Demo: Visualizing Massive Data Sets in Google BigQuery with Tableau

By Anthony Krinsky 21 Abr, 2015
It used to be that setting up a large database required a huge investment of money, time, and people. What’s worse, in return, you got a tortured analytics process that yielded mediocre rewards. In many cases, the juice simply wasn’t worth the squeeze.

Here’s to putting those days behind us.

With Google BigQuery, you can store billions of rows of data in the cloud. And with Tableau, you can visualize and analyze the data in seconds without writing a single line of code.

In this demonstration, we’ll log into a database of 300 million rows from the Global Database of Events, Language, and Tone (GDELT) Project. Then we’ll paint a picture of the world based on a machine-scored index of what journalists are covering around the world. I'll show you how to:

  • Quickly profile large amounts of data in Google BigQuery.
  • Slice and dice in real-time using filters to focus on data of interest.
  • Link views together in dashboards.
  • Sequence snapshots in a storyline.
This is not a highly-scripted demonstration. We approach the data as you would and let patterns reveal themselves in iterations. Along the way, you’ll learn to:
  • Conduct real-time queries on large data sets using Google BigQuery.
  • Use Tableau’s Show Me feature to examine data from various perspectives.
  • Blend local Excel data with cloud-hosted BigQuery data.
  • Create functions and formulas to push down to BigQuery for evaluation.
To follow along, download a free trial of Tableau Desktop and sign up for a free GDELT BigQuery credential.

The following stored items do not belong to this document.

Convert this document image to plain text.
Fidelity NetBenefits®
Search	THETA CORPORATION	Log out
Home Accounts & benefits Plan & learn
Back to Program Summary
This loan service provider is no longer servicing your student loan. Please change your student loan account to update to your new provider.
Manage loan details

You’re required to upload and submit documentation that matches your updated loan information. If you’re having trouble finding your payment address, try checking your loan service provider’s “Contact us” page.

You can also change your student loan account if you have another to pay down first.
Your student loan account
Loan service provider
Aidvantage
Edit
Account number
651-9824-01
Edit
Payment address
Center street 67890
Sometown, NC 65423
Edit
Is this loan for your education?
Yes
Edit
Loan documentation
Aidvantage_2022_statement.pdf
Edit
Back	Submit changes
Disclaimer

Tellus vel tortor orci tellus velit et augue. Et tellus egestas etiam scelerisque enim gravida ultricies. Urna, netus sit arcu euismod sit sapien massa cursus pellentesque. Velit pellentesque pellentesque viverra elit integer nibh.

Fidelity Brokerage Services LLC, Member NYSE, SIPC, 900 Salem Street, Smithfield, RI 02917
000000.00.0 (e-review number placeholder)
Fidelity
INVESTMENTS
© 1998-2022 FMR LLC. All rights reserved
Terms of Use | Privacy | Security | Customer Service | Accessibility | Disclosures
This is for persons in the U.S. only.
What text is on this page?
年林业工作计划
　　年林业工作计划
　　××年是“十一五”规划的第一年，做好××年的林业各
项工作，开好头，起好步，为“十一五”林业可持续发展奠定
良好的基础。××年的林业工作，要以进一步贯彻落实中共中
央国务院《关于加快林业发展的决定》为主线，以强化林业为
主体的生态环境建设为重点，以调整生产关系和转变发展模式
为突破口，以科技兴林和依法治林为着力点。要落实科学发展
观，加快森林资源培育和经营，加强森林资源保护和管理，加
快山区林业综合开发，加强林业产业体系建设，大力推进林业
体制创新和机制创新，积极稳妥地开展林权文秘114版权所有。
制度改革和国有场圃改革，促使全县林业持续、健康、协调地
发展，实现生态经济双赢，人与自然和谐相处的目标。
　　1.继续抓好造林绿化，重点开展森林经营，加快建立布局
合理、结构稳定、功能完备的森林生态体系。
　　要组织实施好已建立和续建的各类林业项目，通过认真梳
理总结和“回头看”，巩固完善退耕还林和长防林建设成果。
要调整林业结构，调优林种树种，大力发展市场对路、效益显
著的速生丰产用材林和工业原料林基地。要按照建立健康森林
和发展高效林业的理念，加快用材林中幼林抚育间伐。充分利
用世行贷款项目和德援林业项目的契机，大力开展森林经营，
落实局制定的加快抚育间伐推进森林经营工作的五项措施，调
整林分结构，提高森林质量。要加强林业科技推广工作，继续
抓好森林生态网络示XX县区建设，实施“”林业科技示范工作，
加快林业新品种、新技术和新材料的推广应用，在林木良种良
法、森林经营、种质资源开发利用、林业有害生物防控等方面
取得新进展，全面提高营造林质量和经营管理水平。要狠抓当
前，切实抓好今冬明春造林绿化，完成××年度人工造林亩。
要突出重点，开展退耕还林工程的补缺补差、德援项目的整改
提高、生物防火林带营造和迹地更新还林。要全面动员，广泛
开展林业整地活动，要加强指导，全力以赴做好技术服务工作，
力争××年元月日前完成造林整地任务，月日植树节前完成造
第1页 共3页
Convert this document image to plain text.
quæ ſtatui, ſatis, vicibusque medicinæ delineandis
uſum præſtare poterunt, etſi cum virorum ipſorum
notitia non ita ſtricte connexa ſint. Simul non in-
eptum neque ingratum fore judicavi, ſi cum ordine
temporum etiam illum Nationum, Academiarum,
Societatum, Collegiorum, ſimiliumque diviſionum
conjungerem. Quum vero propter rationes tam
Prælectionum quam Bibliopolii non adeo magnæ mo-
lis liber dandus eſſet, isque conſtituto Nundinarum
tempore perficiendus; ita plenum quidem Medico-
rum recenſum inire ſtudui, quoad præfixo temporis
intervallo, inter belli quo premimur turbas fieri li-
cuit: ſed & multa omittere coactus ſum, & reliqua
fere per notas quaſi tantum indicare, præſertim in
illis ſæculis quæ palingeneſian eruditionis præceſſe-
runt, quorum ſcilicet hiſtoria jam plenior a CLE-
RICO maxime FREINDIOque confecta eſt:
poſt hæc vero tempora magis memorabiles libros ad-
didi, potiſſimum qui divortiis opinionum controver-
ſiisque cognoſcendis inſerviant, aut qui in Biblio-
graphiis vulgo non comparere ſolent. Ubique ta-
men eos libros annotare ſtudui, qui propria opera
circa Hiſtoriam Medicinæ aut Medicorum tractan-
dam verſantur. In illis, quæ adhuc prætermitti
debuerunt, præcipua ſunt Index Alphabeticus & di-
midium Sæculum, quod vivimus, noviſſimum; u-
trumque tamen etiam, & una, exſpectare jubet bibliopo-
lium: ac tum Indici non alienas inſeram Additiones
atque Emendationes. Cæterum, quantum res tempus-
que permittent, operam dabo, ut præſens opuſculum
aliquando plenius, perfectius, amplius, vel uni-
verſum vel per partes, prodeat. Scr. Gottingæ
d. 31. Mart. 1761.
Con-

Submitted by nin (não verificado) on

Thanks for the demo, Anthony. I am getting way slower response times than in the video - 10 minutes plus. Is there a way to improve the response times between BigQuery and Tableau?

Submitted by Wesley B. on

Nice demo. Can you offer any guidance on where to find the data contained in your GDELT codes excel tables? I've been able to find some on the GDELT and CAMEO sites but not everything. Also, how should the tables be formatted to make sure they can blend successfully? Thanks!

Submitted by Prayson Wilfred D. on

I created "Quad Class Code" myself. After importing most of their codes txt to excel, I added Quad Class Code myself as another sheet.